For me, though, even that kind of reasoning can lead to flawed legislation. How many times on /. do you hear comments that can be boiled down to "Think of the children!", "Or the terrorists will win!", "It's for everyone's protection!", and so on?

These types of statements are often used to point out (intentionally or not) how an emotional urgency to "do the right thing" can lead to very, very regrettable results.

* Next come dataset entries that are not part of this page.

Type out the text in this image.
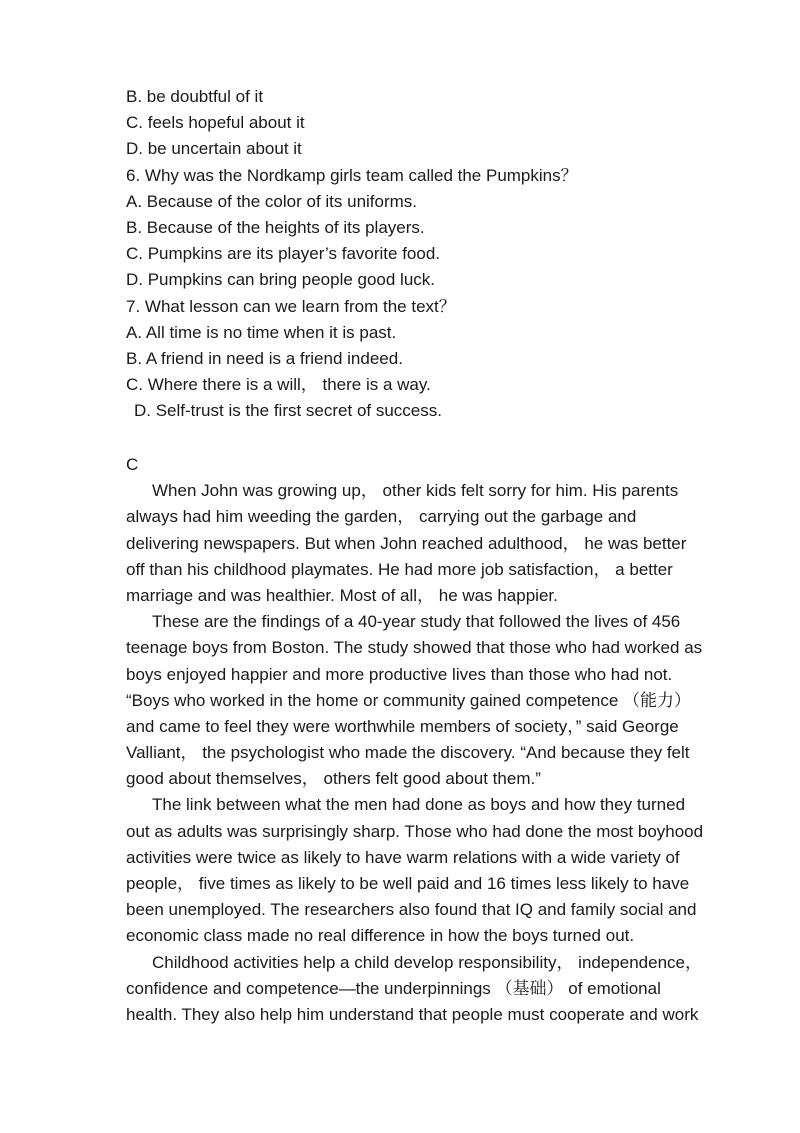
B. be doubtful of it
C. feels hopeful about it
D. be uncertain about it
6. Why was the Nordkamp girls team called the Pumpkins？
A. Because of the color of its uniforms.
B. Because of the heights of its players.
C. Pumpkins are its player’s favorite food.
D. Pumpkins can bring people good luck.
7. What lesson can we learn from the text？
A. All time is no time when it is past.
B. A friend in need is a friend indeed.
C. Where there is a will， there is a way.
D. Self-trust is the first secret of success.
C
When John was growing up， other kids felt sorry for him. His parents
always had him weeding the garden， carrying out the garbage and
delivering newspapers. But when John reached adulthood， he was better
off than his childhood playmates. He had more job satisfaction， a better
marriage and was healthier. Most of all， he was happier.
These are the findings of a 40-year study that followed the lives of 456
teenage boys from Boston. The study showed that those who had worked as
boys enjoyed happier and more productive lives than those who had not.
“Boys who worked in the home or community gained competence （能力）
and came to feel they were worthwhile members of society，” said George
Valliant， the psychologist who made the discovery. “And because they felt
good about themselves， others felt good about them.”
The link between what the men had done as boys and how they turned
out as adults was surprisingly sharp. Those who had done the most boyhood
activities were twice as likely to have warm relations with a wide variety of
people， five times as likely to be well paid and 16 times less likely to have
been unemployed. The researchers also found that IQ and family social and
economic class made no real difference in how the boys turned out.
Childhood activities help a child develop responsibility， independence，
confidence and competence—the underpinnings （基础） of emotional
health. They also help him understand that people must cooperate and work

Like you said, this is /. "Cynicism" should be in the motto somewhere.

Re:Worrisome? RTFA

[Max+Threshold]

And will a computer forensics expert be able to gain that acceptance without a P.I. license? See the point now?

Re:Worrisome? RTFA

[lucifuge31337]

That's quite a leap. Make sure you have a double layer tin foil hat on when you make it.

Re:Worrisome? RTFA

[Max+Threshold]

How is it a leap to say that if you can't legally practice computer forensics without a P.I. license, you won't be able to testify in court about it without a license? And, more importantly, why has computer forensics been singled out for this licensing requirement?

Re:Worrisome? RTFA

[lucifuge31337]

1.) Testifying about the data collected by credentialed forensic experts doesn't necessarily, and probably will not be construed as to require, being credentialed to actually collect such evidence.
2.) Computer forensics is NOT being singled out. This is obviously something that is poorly worded and too general/being taken too genreally - but one should understand basic legal concepts related to evidence if they are going to be collecting it - and creating credentials probably isn't a bad idea. Lack of a discernible chain of custody and spoliation are rampant in computer crimes/civil cases.

But what do I know? I'm just a sworn law enforcement officer (fire marshal) as a part time job, certified to collect evidence and with court experience behind me. And my DA brings in experts to testify about what my evidence means - experts who typically are not people who could actually collect the evidence themselves (because of skill sets, authority, etc.)